Bias, Risks, and Limitations
This KDE can only use the data in our current dataset. At this time that is data at CMU during Fall 2025. This puts geographic and temporal contstraints on the current model fit.
This model only shows the highest concentration of lanternflies. It does not and can not make any estimations of reasons for these density measurments. Additional tools are needed to use the KDE outputs in useful research tasks.
Recommendations
This model is recommended to be used with data gathered with a specific area and time period in mind. This will allow the KDE to accurately model the data and regions provided.

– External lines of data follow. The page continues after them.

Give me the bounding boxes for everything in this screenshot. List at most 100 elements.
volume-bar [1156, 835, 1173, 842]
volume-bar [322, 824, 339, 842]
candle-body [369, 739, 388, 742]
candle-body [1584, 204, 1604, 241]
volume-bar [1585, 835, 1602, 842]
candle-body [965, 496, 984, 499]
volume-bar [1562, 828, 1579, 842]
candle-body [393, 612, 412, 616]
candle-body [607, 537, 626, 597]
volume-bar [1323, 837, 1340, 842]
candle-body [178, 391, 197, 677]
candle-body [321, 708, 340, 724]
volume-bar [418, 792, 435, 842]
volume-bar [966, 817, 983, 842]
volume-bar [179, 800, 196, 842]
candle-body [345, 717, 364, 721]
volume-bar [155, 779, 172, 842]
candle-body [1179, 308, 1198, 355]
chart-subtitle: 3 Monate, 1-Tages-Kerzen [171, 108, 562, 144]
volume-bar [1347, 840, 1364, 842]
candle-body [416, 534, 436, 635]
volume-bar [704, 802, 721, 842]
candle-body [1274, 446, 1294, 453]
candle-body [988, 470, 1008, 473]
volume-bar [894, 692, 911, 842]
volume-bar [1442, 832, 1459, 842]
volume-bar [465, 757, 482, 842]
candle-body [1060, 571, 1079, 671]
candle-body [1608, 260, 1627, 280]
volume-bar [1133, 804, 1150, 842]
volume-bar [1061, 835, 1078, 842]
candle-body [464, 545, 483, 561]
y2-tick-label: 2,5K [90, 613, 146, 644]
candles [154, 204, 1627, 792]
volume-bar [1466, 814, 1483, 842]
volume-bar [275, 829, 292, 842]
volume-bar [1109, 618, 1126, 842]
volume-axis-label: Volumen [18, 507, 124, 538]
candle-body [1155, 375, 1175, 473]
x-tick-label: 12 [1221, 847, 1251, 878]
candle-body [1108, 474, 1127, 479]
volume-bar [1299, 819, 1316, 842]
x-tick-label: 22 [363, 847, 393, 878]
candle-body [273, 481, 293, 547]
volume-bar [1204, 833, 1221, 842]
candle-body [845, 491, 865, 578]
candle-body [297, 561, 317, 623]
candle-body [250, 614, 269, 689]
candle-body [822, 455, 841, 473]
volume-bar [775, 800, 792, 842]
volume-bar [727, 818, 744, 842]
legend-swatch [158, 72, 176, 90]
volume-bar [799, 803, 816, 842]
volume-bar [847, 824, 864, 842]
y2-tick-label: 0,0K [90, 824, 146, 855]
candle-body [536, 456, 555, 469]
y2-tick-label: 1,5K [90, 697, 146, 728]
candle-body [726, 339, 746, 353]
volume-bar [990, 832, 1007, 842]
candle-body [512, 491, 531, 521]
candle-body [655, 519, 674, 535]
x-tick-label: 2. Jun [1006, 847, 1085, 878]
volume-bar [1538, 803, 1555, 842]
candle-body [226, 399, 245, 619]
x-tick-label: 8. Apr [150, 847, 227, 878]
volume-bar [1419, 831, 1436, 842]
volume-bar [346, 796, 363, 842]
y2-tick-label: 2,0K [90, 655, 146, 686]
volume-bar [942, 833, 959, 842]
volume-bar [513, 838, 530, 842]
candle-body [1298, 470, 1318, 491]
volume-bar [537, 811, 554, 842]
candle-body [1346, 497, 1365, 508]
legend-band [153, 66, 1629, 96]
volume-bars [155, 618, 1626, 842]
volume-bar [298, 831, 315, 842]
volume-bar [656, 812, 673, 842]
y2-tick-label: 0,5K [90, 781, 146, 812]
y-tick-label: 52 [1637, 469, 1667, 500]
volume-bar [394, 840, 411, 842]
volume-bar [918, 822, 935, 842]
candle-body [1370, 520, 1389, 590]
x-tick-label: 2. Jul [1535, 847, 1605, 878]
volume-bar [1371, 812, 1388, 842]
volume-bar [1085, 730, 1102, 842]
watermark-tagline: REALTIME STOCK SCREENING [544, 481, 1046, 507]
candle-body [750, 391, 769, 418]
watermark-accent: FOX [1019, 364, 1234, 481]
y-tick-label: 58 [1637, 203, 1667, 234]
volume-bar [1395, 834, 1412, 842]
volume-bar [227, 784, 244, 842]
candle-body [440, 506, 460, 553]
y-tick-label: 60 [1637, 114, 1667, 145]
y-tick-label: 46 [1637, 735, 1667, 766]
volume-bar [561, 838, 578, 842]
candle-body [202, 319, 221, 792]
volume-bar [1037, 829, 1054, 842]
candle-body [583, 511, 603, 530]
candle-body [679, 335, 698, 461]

Training and Testing Details
Training and Testing Data
This model was trained on our geolocal dataset rlogh/lanternfly_swatter_training
Training and Testing Procedure
KDE models do not train like standard ML models. Instead they read the entire dataset, or subset of data, and calculate the relative densities based on the proximity of points.
Training and Testing Hyperparameters
The smoothing and calculations of the KDE can be altered depending on the bandwidth estimation method used.
In this case, the standard value of "scott" was used. This allowed for a middle ground between distinct small clusters and larger overall trends. Additional experimentation with the bandwidth method could be necessary for future datasets with different.
Evaluation
There are no metrics like accuracy for unsupevised models. To ensure the data fits the dataset correctly the plot is inspected by hand. This included testing different bandwith parameters like Scott, silverman, and integer values to determine the best fit. From this, the scott was determined to show the most easily readable values for hotspot.
Results
From this, we have a useful, lightweight model from SciPy that can rapidly model the relative densities of collected lanternfly data.
The limits of these result from the bandwidth parameters of and limits of the KDE function. In future if the bandwidth could be adjusted automatically based on the input region the models could be made more generalizable.
Summary
This model is a pre-built KDE from the SciPy library. In this case, it is being used to map different lanternfly datapoints for research and user purposes.